Context and Content – Information and the Archive

“Rather the productive ambiguity of noise emerged from the consideration that it too is information – and precisely unexpected information, an uncanny increment that rolls the dice of randomness within every communicative and calculative transmission…We tend to envision information as perpetually in transit, in social circulation, but in equal degree information accumulates, gets stored and sits there, in some actual or virtual location, awaiting retrieval. What the inscription and storage of information also allows is its manipulation…Stored information becomes a medium out of which – by editing, cutting, reframing, resequencing and so forth – new orders of form can be produced…Media arts remediate information in forms of meaningful noise.” (CTMS, 164)

This weeks readings made me think of an article that I had read a few months ago  by Adele Perry on the archive. The Colonial Archive on Trial: Possession, Dispossession, and History in Delgamuukw v. British Columbia (2005).

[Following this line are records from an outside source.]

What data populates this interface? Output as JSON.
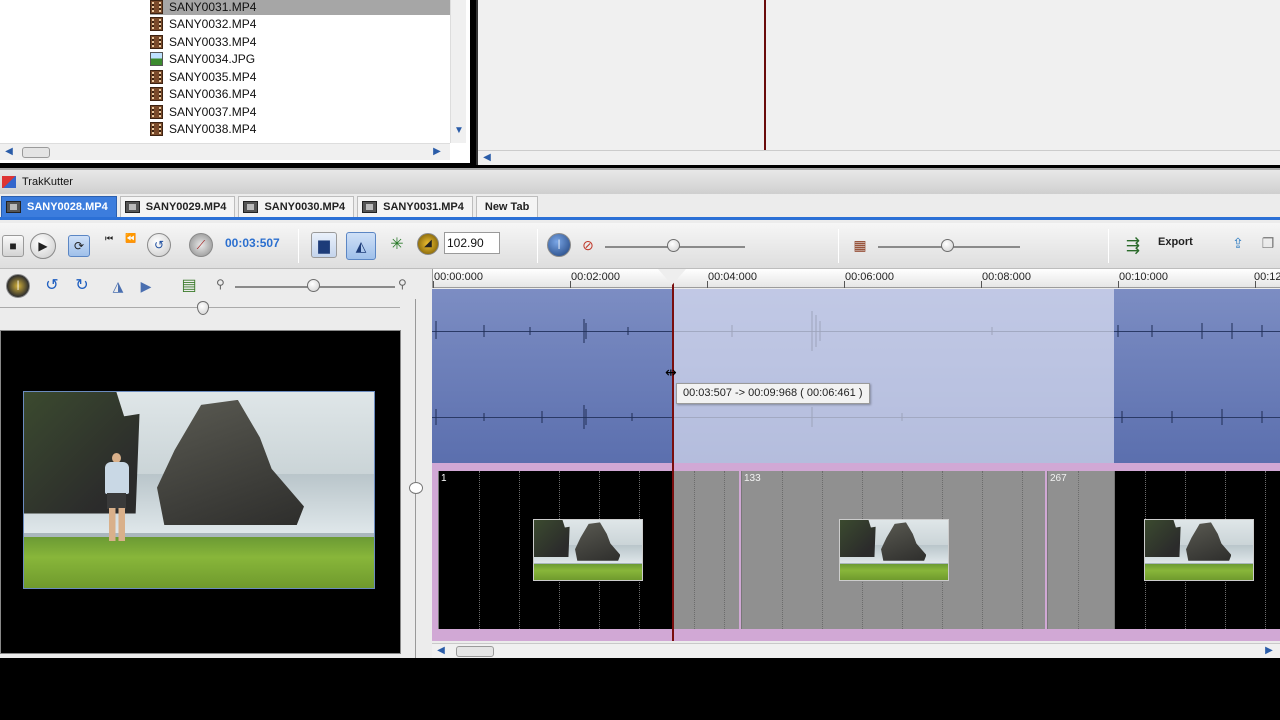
{
  "file_browser": {
    "files": [
      {
        "name": "SANY0031.MP4",
        "type": "video",
        "selected": true
      },
      {
        "name": "SANY0032.MP4",
        "type": "video",
        "selected": false
      },
      {
        "name": "SANY0033.MP4",
        "type": "video",
        "selected": false
      },
      {
        "name": "SANY0034.JPG",
        "type": "image",
        "selected": false
      },
      {
        "name": "SANY0035.MP4",
        "type": "video",
        "selected": false
      },
      {
        "name": "SANY0036.MP4",
        "type": "video",
        "selected": false
      },
      {
        "name": "SANY0037.MP4",
        "type": "video",
        "selected": false
      },
      {
        "name": "SANY0038.MP4",
        "type": "video",
        "selected": false
      }
    ]
  },
  "app": {
    "title": "TrakKutter",
    "tabs": [
      {
        "label": "SANY0028.MP4",
        "active": true
      },
      {
        "label": "SANY0029.MP4",
        "active": false
      },
      {
        "label": "SANY0030.MP4",
        "active": false
      },
      {
        "label": "SANY0031.MP4",
        "active": false
      },
      {
        "label": "New Tab",
        "active": false
      }
    ]
  },
  "toolbar": {
    "current_time": "00:03:507",
    "speed_value": "102.90",
    "export_label": "Export",
    "volume_level": 0.5,
    "brightness_level": 0.5
  },
  "timeline": {
    "ruler_ticks": [
      "00:00:000",
      "00:02:000",
      "00:04:000",
      "00:06:000",
      "00:08:000",
      "00:10:000",
      "00:12"
    ],
    "selection_tooltip": "00:03:507 -> 00:09:968 ( 00:06:461 )",
    "clips": [
      {
        "number": "1"
      },
      {
        "number": "133"
      },
      {
        "number": "267"
      }
    ]
  },
  "colors": {
    "accent": "#2b70d6",
    "waveform_bg": "#6b7dbb",
    "clip_strip": "#d1a8d5",
    "playhead": "#7a0e0e"
  },
  "icons": [
    "stop-icon",
    "play-icon",
    "loop-icon",
    "skip-start-icon",
    "skip-back-icon",
    "jump-icon",
    "speed-dial-icon",
    "levels-icon",
    "waveform-toggle-icon",
    "effects-icon",
    "tempo-knob-icon",
    "brightness-icon",
    "mute-icon",
    "film-icon",
    "export-icon",
    "upload-icon",
    "copy-icon",
    "power-icon",
    "rotate-left-icon",
    "rotate-right-icon",
    "flip-horizontal-icon",
    "flip-vertical-icon",
    "insert-clip-icon",
    "zoom-out-icon",
    "zoom-in-icon"
  ]
}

The archive is one way that we relate to, interact with and remember the past.  Memory has been conceived archivally – whether as a wax tablet, warehouse, library or computer – throughout western culture (Burton 2008, 322).  In the aforementioned,  Adele Perry asks us to think about what archives are, what they contain, what is absent, and why those silences exist.  To do this, Perry uses the 1991 ruling of Delgamuukw v. British Columbia (what would be, with the 1997 ruling, a landmark case in the quest for the recognition and assertion of aboriginal title in Canada, and the first time that oral testimony is accepted and given weight as documentary evidence) as a case study.

A key term in this article  is reality effect. Perry describes this as, “[T]he complex process whereby some history is produced as real and some is rendered invalid or simply invisible” (Perry, 2005, p. 334). The significance of the archival record as a method or practice by which the past is remembered is indicated throughout the article. The justice, McEachern’s, judgement is due to the aforementioned reality effect which suggests that only the official archive – here  described as written, colonial, and masculine –  is to be trusted as the “arbitrator of history” (Perry, 2005, p. 335), as truth. The archive is perceived of in this description as passive and historians as passive custodians of the archival record (Perry, 2005, p. 339).

Memory, however is active, and while about the past, is rooted in the present.  The case study of Delgamuukw  shows “…[T]hat both oral and written history are ‘structured, interpretive and combative” (Perry, 2005, p. 339) and that by recognizing the archive as a space where imagination and interpretation of the past occurs, we can challenge historical methodologies and our assumptions about history. An inadvertent result of McEachern’s ruling is that the judgment in Delgamuukw   would eventually lead to a legal system that acknowledged the legitimacy of the aboriginal oral archive, and  the case itself produced an indigenous archive  (from submission of documents, trial interviews, etc). This creation of an indigenous archive places emphasis on the act of remembering and memory as both an active, creative space rooted in the present.

Our perception of the archive as static, neutral, and unbiased is to be unaware of the underlying factors that are a part of its construction, reconstruction, or degeneration. Adele Perry asks us to “interrogate our assumptions” (CTMS, 155)much as is discussed this week – in how we understand, relate to and perceive ‘new media’ and concepts of memory and knowledge creation.

Lastly, this is a project that I thought was interesting and related to the material this week:

http://www.worldofmatter.net/

 

Note:

Featured image is Mike Bell’s Heartbreaker. 

“The fundamental duality that drives media innovation has often taken the form of myth” (CTMS – 173), also I just love Frankenstein.

 

 

 

Add yours Comments – 1

  • Fantastic post Maggie–I love this article and think it gets to the heart of the politics of information and how they play out in sites of power like the archive. I really appreciate your discussion and the way you are using the course readings/theory to engage with works like this. I think that the issues that Perry raises are even more complicated by digital networks and archives, which replicate, amplify, and sometimes subvert normative (and usually colonial) systems for managing knowledge/information.